Internet gossip has brought the whole existence of celebrity super-injunctions into jeopardy and has British legal experts spinning.
Millions of computer users have now found the leaked names of TV stars and footballers who believed the gagging orders would keep their sexual indiscretions secret.
In addition, a report on the future of privacy law by a leading judge has been delayed amid the growing row over the controversial injunctions.
At one stage yesterday, 200 new followers per minute were joining the Twitter feed which smashed the legal privacy screen.

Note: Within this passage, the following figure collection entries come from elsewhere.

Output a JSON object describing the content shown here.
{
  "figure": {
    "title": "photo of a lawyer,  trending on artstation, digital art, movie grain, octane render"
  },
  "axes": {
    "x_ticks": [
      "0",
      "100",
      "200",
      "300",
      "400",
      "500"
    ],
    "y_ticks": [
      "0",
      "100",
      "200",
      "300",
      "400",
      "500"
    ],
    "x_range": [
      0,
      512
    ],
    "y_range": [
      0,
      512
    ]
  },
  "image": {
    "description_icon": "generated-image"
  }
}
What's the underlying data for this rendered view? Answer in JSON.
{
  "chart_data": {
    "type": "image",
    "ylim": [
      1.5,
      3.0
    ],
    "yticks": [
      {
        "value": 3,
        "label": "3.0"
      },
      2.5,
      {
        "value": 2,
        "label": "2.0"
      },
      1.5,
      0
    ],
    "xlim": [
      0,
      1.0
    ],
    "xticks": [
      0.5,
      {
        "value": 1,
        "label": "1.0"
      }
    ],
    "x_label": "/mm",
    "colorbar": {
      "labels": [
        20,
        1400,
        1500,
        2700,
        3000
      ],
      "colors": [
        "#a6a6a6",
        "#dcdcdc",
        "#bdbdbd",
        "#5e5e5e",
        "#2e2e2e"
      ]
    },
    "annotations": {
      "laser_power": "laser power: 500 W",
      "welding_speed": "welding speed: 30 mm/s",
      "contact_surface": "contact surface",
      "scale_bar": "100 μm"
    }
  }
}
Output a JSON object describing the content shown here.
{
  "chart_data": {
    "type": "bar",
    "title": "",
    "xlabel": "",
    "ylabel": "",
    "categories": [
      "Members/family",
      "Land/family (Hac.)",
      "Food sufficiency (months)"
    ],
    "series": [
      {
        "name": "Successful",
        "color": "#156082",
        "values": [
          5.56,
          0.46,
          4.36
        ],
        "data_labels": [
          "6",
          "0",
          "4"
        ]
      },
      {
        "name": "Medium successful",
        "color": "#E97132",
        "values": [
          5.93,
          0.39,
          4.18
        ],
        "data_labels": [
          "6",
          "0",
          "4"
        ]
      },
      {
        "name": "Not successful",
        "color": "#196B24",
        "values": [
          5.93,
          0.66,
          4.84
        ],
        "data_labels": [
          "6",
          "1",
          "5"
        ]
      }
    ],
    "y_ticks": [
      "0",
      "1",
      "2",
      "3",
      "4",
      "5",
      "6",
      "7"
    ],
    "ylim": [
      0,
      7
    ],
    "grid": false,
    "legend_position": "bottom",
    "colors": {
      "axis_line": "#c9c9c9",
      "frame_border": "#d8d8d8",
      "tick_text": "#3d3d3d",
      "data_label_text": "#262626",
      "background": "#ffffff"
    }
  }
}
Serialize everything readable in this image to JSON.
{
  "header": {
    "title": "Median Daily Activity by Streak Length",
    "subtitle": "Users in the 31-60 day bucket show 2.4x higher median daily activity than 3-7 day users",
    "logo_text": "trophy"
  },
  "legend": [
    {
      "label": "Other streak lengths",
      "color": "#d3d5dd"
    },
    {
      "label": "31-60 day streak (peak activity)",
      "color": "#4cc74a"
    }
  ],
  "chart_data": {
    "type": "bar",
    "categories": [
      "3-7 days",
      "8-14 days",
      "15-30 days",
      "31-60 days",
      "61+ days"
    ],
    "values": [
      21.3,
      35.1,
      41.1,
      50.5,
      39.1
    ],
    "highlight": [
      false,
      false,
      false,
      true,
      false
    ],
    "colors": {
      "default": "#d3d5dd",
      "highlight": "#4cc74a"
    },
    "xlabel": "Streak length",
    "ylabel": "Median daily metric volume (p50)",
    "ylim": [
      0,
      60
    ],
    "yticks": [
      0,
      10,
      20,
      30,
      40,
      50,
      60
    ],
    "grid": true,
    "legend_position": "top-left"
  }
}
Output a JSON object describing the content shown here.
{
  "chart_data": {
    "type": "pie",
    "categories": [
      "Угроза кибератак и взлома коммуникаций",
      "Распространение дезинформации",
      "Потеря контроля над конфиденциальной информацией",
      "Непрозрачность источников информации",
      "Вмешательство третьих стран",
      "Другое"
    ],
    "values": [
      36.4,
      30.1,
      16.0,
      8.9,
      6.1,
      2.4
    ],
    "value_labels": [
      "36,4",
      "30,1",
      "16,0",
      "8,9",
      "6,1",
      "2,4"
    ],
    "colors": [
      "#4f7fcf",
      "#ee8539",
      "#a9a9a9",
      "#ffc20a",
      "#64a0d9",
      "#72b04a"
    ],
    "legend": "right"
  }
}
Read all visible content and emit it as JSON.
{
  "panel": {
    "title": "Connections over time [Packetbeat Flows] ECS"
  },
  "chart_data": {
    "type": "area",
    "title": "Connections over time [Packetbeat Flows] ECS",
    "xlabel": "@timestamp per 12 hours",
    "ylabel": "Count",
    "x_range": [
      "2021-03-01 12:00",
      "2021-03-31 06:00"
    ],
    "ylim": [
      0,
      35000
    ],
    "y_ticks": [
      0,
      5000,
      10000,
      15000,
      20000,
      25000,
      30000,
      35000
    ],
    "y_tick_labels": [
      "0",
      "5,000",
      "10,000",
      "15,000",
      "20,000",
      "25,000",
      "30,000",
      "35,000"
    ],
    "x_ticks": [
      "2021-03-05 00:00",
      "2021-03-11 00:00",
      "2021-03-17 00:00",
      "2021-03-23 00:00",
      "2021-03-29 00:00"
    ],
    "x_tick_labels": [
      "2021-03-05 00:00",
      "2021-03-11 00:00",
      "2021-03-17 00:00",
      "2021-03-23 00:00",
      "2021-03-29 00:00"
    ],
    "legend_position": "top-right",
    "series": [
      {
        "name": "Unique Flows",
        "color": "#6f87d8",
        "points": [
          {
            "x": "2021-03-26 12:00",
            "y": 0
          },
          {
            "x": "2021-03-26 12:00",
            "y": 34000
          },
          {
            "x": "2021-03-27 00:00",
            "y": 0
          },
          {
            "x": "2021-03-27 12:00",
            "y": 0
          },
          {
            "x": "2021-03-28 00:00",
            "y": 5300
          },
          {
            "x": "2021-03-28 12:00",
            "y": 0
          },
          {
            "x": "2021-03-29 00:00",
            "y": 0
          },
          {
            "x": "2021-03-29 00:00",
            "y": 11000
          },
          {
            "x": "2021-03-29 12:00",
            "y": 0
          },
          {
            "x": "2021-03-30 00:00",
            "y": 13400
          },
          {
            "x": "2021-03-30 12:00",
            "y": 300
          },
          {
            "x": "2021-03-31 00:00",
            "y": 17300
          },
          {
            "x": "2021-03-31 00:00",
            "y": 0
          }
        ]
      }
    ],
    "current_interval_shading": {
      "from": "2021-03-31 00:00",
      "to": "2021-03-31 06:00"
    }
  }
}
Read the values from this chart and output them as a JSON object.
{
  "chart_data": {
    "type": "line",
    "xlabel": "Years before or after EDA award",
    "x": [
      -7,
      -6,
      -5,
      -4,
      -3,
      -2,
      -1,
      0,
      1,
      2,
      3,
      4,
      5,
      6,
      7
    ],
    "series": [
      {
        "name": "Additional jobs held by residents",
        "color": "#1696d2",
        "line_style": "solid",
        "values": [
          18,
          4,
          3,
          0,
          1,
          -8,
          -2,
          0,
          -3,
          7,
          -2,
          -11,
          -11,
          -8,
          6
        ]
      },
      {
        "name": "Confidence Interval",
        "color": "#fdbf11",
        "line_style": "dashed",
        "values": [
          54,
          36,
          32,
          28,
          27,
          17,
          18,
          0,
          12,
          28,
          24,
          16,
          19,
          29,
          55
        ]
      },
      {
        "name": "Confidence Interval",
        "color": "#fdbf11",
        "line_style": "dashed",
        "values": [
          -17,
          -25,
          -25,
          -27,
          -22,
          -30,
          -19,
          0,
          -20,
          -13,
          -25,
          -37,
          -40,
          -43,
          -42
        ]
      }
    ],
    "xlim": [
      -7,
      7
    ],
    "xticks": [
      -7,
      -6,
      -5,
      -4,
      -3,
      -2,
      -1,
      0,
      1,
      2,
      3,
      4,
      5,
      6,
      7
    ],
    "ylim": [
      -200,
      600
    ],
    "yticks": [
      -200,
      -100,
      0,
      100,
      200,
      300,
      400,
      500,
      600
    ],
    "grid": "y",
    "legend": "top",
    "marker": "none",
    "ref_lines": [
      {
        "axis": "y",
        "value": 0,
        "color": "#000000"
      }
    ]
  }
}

Within hours of the names’ first Twitter appearance on Sunday night, discussion spilled over on to other social network sites, notably Facebook which has more than 250 million users.
But some incorrect allegations have also appeared on the network. Political activist Jemima Khan claims she is now 'trapped in a bloody nightmare' after one Twitter message suggested she had had an affair with Top Gear presenter Jeremy Clarkson.
Former Lord Chancellor Lord Falconer last night said the alleged breaches of the super-injunctions could render gagging orders meaningless.
‘If a point is reached as a matter of evidence when everyone knows who the injunctions are about then they become pretty pointless,’ he said. ‘It sounds like it’s very difficult to make sure that injunctions like this are complied with.’
Protected by the law: But for how much longer can celebrities keep their indiscretions under wraps?
Lawyers compared the unstoppable wave of disclosures to the Spycatcher affair of the 1980s, when the government’s attempts to silence allegations by a former MI5 agent collapsed amid legal farce.
One prominent lawyer said the judges who imposed privacy injunctions were now in danger of ‘playing King Canute’. And politicians called on the Government for parliamentary legislation to clear up the deepening mess.
Master of the Rolls Lord Neuberger, England’s leading civil law judge, set up a committee last year to ‘examine the issues around the use of injunctions which bind the press and so-called super-injunctions’. It was due to report by early this month, but the verdict has assumed increasing importance over recent weeks.